In [1]:
#importing basic libraries
import pandas as pd
import numpy as np

In [2]:
#importing neccessary libraries
from sklearn.feature_extraction.text import HashingVectorizer
from sklearn.model_selection import GridSearchCV
from sklearn.pipeline import Pipeline,make_pipeline
from sklearn.svm import SVC
from sklearn.metrics import f1_score

In [3]:
#fetching 20news groups dataset
from sklearn.datasets import fetch_20newsgroups
newsgroups_train = fetch_20newsgroups(subset='train')

In [4]:
#printing the available categories
from pprint import pprint
pprint(list(newsgroups_train.target_names))

['alt.atheism',
 'comp.graphics',
 'comp.os.ms-windows.misc',
 'comp.sys.ibm.pc.hardware',
 'comp.sys.mac.hardware',
 'comp.windows.x',
 'misc.forsale',
 'rec.autos',
 'rec.motorcycles',
 'rec.sport.baseball',
 'rec.sport.hockey',
 'sci.crypt',
 'sci.electronics',
 'sci.med',
 'sci.space',
 'soc.religion.christian',
 'talk.politics.guns',
 'talk.politics.mideast',
 'talk.politics.misc',
 'talk.religion.misc']


In [5]:
newsgroups_train.filenames.shape

(11314,)

In [6]:
newsgroups_train.target.shape

(11314,)

In [7]:
categories = [
    'alt.atheism',
 'comp.graphics',
 'comp.os.ms-windows.misc',
 'comp.sys.ibm.pc.hardware',
 'comp.sys.mac.hardware',
 'comp.windows.x',
 'misc.forsale',
    'talk.religion.misc',
]

In [8]:
newsgroups_train = fetch_20newsgroups(subset='train',remove=('headers', 'footers', 'quotes'), categories=categories)
newsgroups_test = fetch_20newsgroups(subset='test',remove=('headers', 'footers', 'quotes'), categories=categories)

In [9]:
print("%d documents" % len(newsgroups_train.filenames))
print("%d categories" % len(newsgroups_train.target_names))

4378 documents
8 categories


In [10]:
#pipeline with text vectorizer and classifier
pipeline = Pipeline([('vectorizer', HashingVectorizer(n_features=1000)), ('clf', SVC()),
])

In [14]:
param_grid = [{'clf__kernel': ['rbf'],
'clf__C': [0.0001, 0.001, 0.01, 0.1, 1, 10],
'clf__gamma': [0.0001, 0.001, 0.01, 0.1, 1, 10]},
{'clf__kernel': ['linear'],
'clf__C': [0.0001, 0.001, 0.01, 0.1, 1, 10]}]


In [15]:
#defining gridsearchcv
grid_search = GridSearchCV(pipeline, param_grid, n_jobs=-1, verbose=1)

In [16]:
#fitting the model
grid_search.fit(newsgroups_train.data, newsgroups_train.target)

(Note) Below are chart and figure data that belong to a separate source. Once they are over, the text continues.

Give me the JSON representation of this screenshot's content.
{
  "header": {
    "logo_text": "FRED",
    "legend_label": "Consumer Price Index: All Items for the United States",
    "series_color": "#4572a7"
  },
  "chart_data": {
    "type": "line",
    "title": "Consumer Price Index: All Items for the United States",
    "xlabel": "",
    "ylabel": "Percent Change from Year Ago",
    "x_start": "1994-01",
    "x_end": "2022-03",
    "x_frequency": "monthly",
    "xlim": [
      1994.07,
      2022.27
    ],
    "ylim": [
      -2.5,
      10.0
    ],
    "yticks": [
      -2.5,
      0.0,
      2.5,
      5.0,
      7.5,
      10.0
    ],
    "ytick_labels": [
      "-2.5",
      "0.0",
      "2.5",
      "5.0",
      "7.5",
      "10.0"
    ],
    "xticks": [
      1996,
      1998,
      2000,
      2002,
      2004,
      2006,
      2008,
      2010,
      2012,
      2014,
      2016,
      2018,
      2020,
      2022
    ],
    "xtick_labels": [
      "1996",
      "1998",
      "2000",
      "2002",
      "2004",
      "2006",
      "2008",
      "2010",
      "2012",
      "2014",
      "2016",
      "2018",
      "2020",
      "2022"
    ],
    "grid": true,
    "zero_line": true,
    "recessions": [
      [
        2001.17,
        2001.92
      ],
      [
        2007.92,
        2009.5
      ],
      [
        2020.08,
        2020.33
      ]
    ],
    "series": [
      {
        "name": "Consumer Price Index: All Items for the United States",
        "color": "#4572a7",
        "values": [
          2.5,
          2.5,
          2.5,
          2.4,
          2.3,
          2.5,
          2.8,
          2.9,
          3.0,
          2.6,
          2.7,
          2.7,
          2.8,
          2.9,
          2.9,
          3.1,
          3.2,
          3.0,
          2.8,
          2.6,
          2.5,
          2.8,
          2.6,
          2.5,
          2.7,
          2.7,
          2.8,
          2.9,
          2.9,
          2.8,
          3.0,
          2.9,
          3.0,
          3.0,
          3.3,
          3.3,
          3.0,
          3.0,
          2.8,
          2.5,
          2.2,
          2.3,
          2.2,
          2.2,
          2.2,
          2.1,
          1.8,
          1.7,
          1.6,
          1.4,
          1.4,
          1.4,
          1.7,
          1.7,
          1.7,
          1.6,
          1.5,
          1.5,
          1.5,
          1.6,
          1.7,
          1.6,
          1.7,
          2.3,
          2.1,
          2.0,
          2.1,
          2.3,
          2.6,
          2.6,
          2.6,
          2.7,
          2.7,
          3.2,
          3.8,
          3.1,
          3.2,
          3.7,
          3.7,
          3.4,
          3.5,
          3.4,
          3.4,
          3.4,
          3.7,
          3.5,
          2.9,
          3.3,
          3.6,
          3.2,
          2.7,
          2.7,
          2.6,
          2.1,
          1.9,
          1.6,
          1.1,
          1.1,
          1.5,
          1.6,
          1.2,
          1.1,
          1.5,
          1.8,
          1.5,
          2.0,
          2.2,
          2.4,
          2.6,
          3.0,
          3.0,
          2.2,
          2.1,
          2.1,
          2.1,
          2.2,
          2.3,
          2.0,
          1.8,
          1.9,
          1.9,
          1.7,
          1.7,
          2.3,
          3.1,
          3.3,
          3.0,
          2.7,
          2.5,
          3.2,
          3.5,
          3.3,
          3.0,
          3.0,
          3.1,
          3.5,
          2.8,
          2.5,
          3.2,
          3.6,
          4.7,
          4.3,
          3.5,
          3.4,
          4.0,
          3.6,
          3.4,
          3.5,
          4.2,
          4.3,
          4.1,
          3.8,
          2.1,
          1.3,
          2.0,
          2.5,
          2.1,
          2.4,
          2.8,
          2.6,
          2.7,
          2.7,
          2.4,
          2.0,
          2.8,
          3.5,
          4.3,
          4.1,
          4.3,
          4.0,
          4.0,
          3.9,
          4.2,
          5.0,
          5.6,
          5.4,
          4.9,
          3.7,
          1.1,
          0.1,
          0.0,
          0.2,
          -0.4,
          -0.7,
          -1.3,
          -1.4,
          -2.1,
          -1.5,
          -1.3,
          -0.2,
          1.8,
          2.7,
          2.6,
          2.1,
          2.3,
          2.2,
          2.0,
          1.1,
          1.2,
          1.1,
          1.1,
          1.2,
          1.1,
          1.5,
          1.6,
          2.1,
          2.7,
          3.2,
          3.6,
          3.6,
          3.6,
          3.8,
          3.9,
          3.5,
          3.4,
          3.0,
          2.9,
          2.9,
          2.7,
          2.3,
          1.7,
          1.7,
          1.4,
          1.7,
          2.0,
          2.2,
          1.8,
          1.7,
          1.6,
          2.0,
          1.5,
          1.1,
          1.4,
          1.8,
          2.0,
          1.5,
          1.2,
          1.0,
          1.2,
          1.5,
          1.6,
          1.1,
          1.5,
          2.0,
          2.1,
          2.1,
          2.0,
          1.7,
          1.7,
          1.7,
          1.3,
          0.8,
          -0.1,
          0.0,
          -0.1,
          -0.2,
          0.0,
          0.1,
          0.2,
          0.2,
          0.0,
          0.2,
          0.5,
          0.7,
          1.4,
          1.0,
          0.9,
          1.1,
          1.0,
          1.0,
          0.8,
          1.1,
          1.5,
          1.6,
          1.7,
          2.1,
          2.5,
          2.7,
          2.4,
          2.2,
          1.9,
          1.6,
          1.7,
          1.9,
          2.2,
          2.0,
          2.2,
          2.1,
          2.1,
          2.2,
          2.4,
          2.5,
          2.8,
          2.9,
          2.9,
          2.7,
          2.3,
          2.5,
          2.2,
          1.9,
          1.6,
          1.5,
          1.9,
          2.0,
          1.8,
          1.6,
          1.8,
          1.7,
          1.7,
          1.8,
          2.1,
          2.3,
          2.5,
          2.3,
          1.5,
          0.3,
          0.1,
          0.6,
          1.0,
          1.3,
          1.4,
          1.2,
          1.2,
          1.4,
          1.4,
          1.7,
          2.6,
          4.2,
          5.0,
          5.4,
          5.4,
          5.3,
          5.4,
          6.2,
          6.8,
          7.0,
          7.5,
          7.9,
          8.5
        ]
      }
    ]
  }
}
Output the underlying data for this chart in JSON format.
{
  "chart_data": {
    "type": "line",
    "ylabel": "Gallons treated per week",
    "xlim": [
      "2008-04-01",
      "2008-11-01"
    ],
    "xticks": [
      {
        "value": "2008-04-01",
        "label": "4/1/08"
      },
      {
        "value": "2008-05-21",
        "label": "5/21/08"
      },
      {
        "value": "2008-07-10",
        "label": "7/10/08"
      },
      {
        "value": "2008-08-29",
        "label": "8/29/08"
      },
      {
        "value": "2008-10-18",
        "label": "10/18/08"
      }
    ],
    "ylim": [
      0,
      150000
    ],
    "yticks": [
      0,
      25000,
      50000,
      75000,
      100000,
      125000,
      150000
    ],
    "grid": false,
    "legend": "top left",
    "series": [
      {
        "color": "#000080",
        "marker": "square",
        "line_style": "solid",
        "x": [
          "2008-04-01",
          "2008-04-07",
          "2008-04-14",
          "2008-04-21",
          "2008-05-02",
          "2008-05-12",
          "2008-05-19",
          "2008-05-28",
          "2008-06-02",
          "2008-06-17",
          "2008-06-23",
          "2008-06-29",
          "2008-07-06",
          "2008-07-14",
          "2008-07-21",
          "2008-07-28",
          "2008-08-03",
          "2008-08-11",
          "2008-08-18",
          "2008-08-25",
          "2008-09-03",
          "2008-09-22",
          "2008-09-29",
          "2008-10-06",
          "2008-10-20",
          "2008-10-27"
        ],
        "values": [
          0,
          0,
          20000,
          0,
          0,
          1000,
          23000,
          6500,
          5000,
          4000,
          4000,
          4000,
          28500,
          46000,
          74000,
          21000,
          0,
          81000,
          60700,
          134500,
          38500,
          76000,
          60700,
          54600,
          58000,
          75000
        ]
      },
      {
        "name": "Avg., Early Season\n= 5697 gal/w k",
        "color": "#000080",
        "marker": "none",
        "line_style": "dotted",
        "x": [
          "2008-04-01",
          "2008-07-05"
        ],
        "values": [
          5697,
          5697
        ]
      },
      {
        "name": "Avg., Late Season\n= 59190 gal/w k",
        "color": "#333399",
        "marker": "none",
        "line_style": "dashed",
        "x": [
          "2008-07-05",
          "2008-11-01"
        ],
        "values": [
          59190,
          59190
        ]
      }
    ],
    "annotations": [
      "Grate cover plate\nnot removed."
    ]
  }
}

[Parallel(n_jobs=-1)]: Using backend LokyBackend with 4 concurrent workers.


Fitting 3 folds for each of 42 candidates, totalling 126 fits


[Parallel(n_jobs=-1)]: Done  42 tasks      | elapsed:  6.8min
[Parallel(n_jobs=-1)]: Done 126 out of 126 | elapsed: 18.1min finished


GridSearchCV(cv='warn', error_score='raise-deprecating',
       estimator=Pipeline(memory=None,
     steps=[('vectorizer', HashingVectorizer(alternate_sign=True, analyzer='word', binary=False,
         decode_error='strict', dtype=<class 'numpy.float64'>,
         encoding='utf-8', input='content', lowercase=True,
         n_features=1000, ngram_range=(1, 1), non_negative=False,
         norm='l2',...f', max_iter=-1, probability=False, random_state=None,
  shrinking=True, tol=0.001, verbose=False))]),
       fit_params=None, iid='warn', n_jobs=-1,
       param_grid=[{'clf__kernel': ['rbf'], 'clf__C': [0.0001, 0.001, 0.01, 0.1, 1, 10], 'clf__gamma': [0.0001, 0.001, 0.01, 0.1, 1, 10]}, {'clf__kernel': ['linear'], 'clf__C': [0.0001, 0.001, 0.01, 0.1, 1, 10]}],
       pre_dispatch='2*n_jobs', refit=True, return_train_score='warn',
       scoring=None, verbose=1)

In [18]:
#printing test and train scores, f1 score
print("Best score: %0.3f" % grid_search.best_score_)
print("Training score: %0.3f" % grid_search.score(newsgroups_train.data, newsgroups_train.target))
print("Testing score: %0.3f" % grid_search.score(newsgroups_test.data, newsgroups_test.target))
print("fscore: %0.3f" % f1_score(newsgroups_test.target,grid_search.predict(newsgroups_test.data),average='macro'))

Best score: 0.621
Training score: 0.979
Testing score: 0.578
fscore: 0.571